Comment 2 for bug 785124

Revision history for this message
Thomas Schweikle (tps) wrote :

After really digging deep into this issue, I found what caused the kernel panic:
it was creating an additional lvm volume within the pool I had created. Since this pool shares volumes for the system and ones for virtual machines nothing not common. I'm wondering, why this action took about 24h to lead to a crash.

Here is what was done before:
1. Created an additional lvm-volume to be assigned to a virtual machine later on.
2. copied data on this volume (netcat+dd from an other network reachable server).
3. shutdown the vm in question (named afs).
4. assigned the volume, removed the old file based volume.
5. started the vm again.
6. vm started OK, no problems so far.
7. 8h later: restarted libvirtd for other reasons.
7. system crashed trying to access this volume and write data to it. The crash wasn't immediate. It was a slow down of the vm until it was inaccessible, after restarting the vm the whole system crashed.

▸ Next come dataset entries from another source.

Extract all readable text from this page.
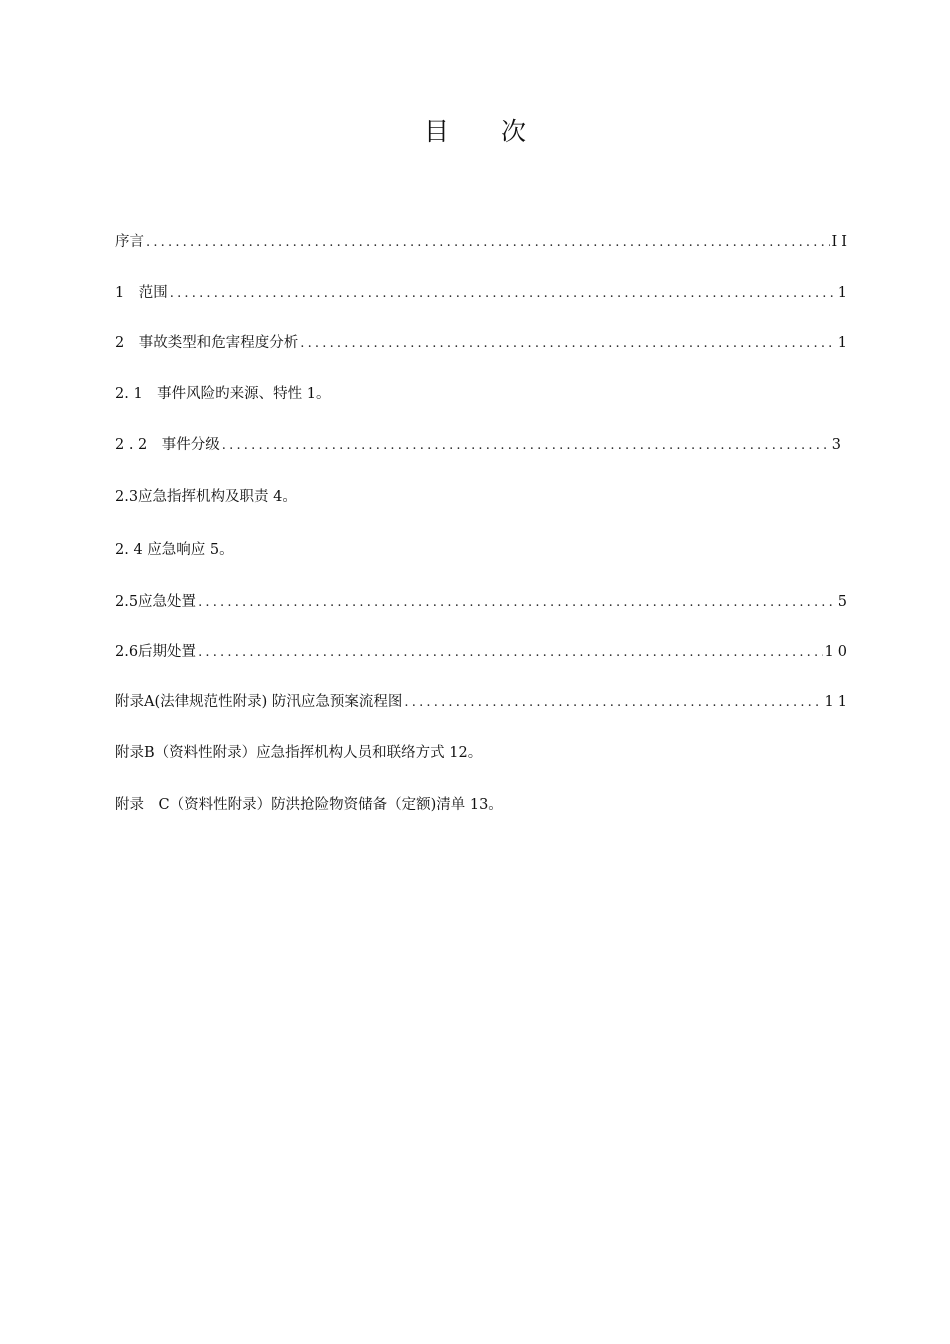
目 次
序言 .....	II
1　范围 .....	1
2　事故类型和危害程度分析 .....	1
2. 1　事件风险旳来源、特性 1。
2 . 2　事件分级 .....	3
2.3应急指挥机构及职责 4。
2. 4 应急响应 5。
2.5应急处置 .....	5
2.6后期处置 .....	10
附录A(法律规范性附录) 防汛应急预案流程图 .....	11
附录B（资料性附录）应急指挥机构人员和联络方式 12。
附录　C（资料性附录）防洪抢险物资储备（定额)清单 13。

Here is what was not done assigning the volume to the virtual machine:
Normally virtlibd creates two files in /etc/apparmore.d/libvirtd named "libvirt-{uuid-of-virtual-machine}" and "libvirt-{uuid-of-virtual-machine}.files". The first includes the second. After creating these files apparmore is reloaded.

These files were not created, and apparmore was not reloaded after assigning the volume to the vm. But the starting process had necessary rights to access and write the volume.

For other reasons (I could not find out -- does libvirtd if restarted reload apparmore?), apparmore was reloaded about 8h later. The moment this was done the vm did not have access to its volume and crashed. This wasn't really fatal, since this was only one vm within a whole bunch of them. It would not have had any consequences except it had been restarted. But: this crash lead to a lvm crash, which turned out fatal to the running host: it stopped working with a kernel panic. This should not happen at all!